Applying California law, the United States Court of Appeals for the Ninth Circuit has held that an insurer does not have a duty to defend a claim against a real estate company where the company first received a demand from the claimant five months before the policy’s inception. Carlson v. Century Surety Co., 2015 WL 1434943 (9th Cir. Mar. 31, 2015). The court also determined that the judgment entered against the insured in the underlying proceeding pursuant to a settlement with the claimants was unreasonable.
A couple brought a claim against a real estate company over a failed residential real estate transaction. The couple sent a demand letter and then filed suit. The real estate company tendered the claim to its insurer, but the insurer denied coverage after discovering that the demand letter was sent over five months before the policy incepted. The couple and the real estate company subsequently agreed to settle. In connection with the settlement, the couple filed an amended complaint increasing the asserted damages from $65,000 to $3 million and made the settlement contingent on receipt of declarations from the real estate company denying that it had received notice of the couple’s demand before the policy’s inception. The real estate company assigned its rights to the couple, who then brought suit against the insurer.
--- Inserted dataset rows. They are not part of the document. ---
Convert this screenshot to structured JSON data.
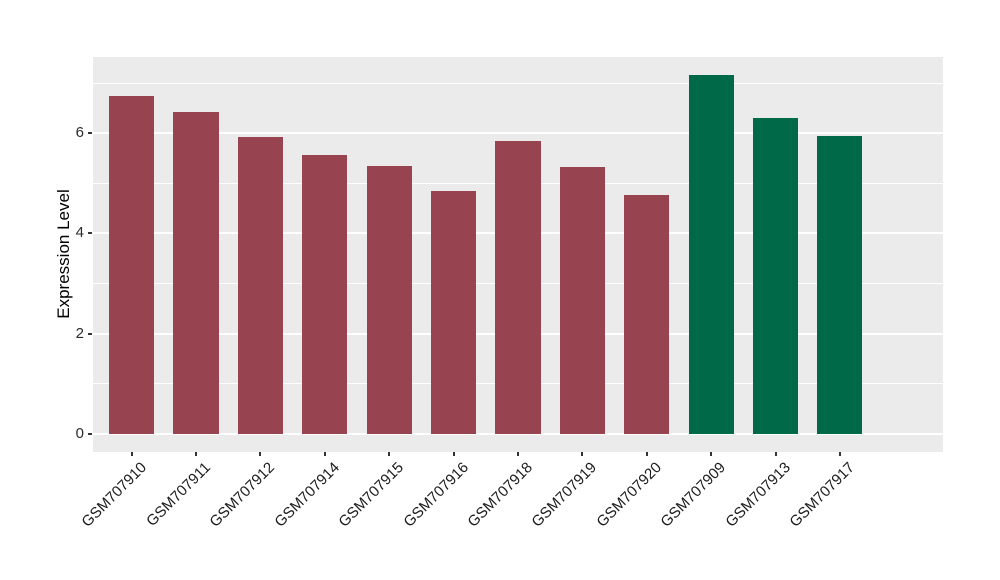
{
  "chart_data": {
    "type": "bar",
    "title": "",
    "xlabel": "",
    "ylabel": "Expression Level",
    "categories": [
      "GSM707910",
      "GSM707911",
      "GSM707912",
      "GSM707914",
      "GSM707915",
      "GSM707916",
      "GSM707918",
      "GSM707919",
      "GSM707920",
      "GSM707909",
      "GSM707913",
      "GSM707917"
    ],
    "values": [
      6.74,
      6.42,
      5.92,
      5.57,
      5.35,
      4.85,
      5.84,
      5.33,
      4.77,
      7.16,
      6.31,
      5.95
    ],
    "groups": [
      "maroon",
      "maroon",
      "maroon",
      "maroon",
      "maroon",
      "maroon",
      "maroon",
      "maroon",
      "maroon",
      "green",
      "green",
      "green"
    ],
    "group_colors": {
      "maroon": "#984450",
      "green": "#006A48"
    },
    "yticks": [
      0,
      2,
      4,
      6
    ],
    "minor_yticks": [
      1,
      3,
      5,
      7
    ],
    "ylim": [
      -0.36,
      7.52
    ],
    "legend_position": "none",
    "grid": "on",
    "panel_background": "#EBEBEB",
    "gridline_color": "#FFFFFF",
    "bar_width_fraction": 0.7
  }
}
The trial court held that the insurer had breached its duty to defend, but the appellate court reversed. According to the appellate court, the insured company’s file contained the couple’s pre-policy demand letter, and the couple had no evidence to support its argument that the company may not have received the letter until over five months after it was sent. As such, the court held that the insured company had notice of the claim before the policy’s inception, and therefore the insurer had no duty to defend.
The court also held that, even if the insurer owed a duty to defend, the couple would be barred from recovering under the policy because no reasonable juror could conclude that the settlement between the company and the couple was not fraudulent. The court found that the couple’s amended demand and its requirements for certain declarations designed to trigger coverage under the policy were clear signs of a fraudulent settlement agreement.